Matt Ronen, founder of last year’s winning nonprofit, Service Year, said that diving into Giving Tuesday was a “powerful move.” Service Year, only a few years old, partners with corporations to select, train, and empower top college graduates to make an immediate social impact by securely deferring their positions at leading private-sector companies for one year of service. Since winning GivNYC2014, the nonprofit has signed contracts with CitiBank and GE. When it comes to raising revenue through donations, Ronen said going to the Internet shouldn’t be the first move for nonprofits, even if it is Giving Tuesday. “Step one is making a connection with an individual,” Ronen said.

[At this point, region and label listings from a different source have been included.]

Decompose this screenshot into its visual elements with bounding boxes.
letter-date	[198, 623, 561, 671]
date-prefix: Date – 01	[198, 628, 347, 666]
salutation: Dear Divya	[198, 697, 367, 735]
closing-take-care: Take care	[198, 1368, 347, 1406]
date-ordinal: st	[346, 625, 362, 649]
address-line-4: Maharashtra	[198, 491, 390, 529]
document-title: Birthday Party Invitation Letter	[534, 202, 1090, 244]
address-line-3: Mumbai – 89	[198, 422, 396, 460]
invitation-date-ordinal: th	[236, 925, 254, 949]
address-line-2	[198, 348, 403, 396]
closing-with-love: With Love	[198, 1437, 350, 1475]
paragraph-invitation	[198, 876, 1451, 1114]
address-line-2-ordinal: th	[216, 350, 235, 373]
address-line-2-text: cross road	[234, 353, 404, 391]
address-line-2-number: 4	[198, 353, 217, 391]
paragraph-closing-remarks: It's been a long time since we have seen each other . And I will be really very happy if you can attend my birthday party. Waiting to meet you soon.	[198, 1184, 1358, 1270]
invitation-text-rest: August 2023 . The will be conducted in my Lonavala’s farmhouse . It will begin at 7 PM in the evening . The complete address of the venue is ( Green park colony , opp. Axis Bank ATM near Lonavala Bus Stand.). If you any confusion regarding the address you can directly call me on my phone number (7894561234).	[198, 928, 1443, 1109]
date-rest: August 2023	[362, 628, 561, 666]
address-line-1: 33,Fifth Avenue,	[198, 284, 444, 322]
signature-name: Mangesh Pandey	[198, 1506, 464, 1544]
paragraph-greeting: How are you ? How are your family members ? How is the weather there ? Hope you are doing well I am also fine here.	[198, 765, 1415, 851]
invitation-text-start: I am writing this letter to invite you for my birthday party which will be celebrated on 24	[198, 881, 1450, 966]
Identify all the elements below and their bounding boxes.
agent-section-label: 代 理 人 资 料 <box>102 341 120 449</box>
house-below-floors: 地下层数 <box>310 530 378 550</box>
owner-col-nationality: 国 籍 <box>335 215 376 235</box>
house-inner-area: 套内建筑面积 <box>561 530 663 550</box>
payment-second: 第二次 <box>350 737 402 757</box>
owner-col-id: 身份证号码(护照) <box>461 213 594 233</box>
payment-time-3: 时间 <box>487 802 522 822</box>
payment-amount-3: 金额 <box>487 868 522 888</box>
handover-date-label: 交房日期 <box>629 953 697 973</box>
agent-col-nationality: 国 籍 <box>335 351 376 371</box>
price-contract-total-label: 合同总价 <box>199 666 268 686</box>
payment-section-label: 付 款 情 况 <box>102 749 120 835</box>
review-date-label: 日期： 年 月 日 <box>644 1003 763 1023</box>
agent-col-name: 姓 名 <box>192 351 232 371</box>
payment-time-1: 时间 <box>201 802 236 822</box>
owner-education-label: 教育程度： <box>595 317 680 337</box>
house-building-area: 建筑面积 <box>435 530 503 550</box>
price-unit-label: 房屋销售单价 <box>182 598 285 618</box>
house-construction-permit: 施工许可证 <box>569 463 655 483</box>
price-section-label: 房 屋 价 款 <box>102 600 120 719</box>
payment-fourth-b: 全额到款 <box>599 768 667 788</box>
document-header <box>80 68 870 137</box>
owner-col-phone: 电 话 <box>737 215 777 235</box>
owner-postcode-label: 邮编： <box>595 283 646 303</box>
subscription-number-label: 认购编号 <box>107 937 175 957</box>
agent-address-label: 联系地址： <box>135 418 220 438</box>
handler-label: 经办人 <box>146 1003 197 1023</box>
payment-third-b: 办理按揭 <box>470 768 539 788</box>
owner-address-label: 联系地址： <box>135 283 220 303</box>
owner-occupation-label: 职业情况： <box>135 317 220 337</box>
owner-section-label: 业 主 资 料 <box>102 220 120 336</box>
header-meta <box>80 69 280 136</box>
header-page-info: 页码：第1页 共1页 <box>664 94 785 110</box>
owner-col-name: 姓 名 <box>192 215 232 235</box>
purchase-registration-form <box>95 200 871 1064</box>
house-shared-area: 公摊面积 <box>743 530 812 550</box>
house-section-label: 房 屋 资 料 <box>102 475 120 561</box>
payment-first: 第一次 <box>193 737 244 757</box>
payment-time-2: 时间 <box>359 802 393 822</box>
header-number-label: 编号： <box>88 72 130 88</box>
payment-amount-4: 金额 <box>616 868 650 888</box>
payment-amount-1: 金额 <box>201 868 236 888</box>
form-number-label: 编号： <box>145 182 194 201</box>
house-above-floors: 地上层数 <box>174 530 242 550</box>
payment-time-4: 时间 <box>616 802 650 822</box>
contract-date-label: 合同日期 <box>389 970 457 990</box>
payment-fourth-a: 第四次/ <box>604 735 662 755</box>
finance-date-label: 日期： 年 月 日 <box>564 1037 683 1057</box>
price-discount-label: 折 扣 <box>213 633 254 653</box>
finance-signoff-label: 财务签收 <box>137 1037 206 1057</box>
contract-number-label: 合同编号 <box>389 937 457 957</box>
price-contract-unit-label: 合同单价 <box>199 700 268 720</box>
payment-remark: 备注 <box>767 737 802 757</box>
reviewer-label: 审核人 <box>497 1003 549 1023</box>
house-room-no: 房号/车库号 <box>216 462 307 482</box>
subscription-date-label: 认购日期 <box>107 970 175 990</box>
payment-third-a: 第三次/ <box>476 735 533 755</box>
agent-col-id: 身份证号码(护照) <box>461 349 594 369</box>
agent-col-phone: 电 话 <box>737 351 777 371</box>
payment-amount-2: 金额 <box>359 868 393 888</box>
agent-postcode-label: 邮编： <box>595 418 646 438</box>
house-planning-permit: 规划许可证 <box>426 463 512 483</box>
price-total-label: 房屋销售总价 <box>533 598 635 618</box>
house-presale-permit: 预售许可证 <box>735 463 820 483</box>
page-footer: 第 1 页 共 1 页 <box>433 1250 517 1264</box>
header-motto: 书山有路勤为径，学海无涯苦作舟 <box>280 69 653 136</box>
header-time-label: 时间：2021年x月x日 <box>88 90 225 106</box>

Most nonprofits realize that publishing a few tweets or bulk sending emails aren’t effective means of getting donors’ attention. Some additional element or elements need to be added to their marketing mix. For Dress for Success, a nonprofit that provides disadvantaged women with professional attire, this means turning #GivingTuesday into #GivingShoesDay, a day to donate professional footwear at a Dress for Success location. Because of the attachment people have to clothing, especially shoes, says Katie Murphy, director of media relations at Dress for Success Worldwide, the nonprofit hopes to catch donors’ attention, bringing them back throughout the rest of the year. “Giving Tuesday is the first step in relations building with our donors,” she added.

Other nonprofits have come up with innovative ways to find new donors, inspire repeat donors and encourage donor engagement online. The Food Bank for New York created an online virtual food drive where donors can make a $10 contribution to support the purchase of 3 gallons of milk for a Thanksgiving meal. And, like Dress for Success, the food bank merges various giving options and channels to engage all types of donors by offering volunteer opportunities to repack donated food, or purchase one of their holiday cards.

For Friends of Karen, a nonprofit working with critically ill children and their families, “segmenting” helps maximize fundraising opportunities. Through this method, Friends of Karen targets members of their donating community deliberately based on known interests. If a donor is drawn to services for siblings of critically ill children or to helping families pay medical bills, then the nonprofit will keep the donor updated on efforts and needs in those particular areas. Lisa Dashman, strategic marketing and development director for Friends of Karen, believes donors want to have a connection that goes beyond simply writing a check, and that is something online outreach alone cannot do. “Fundraising efforts are never going to get to a point where they’re homogenized,” Dashman said.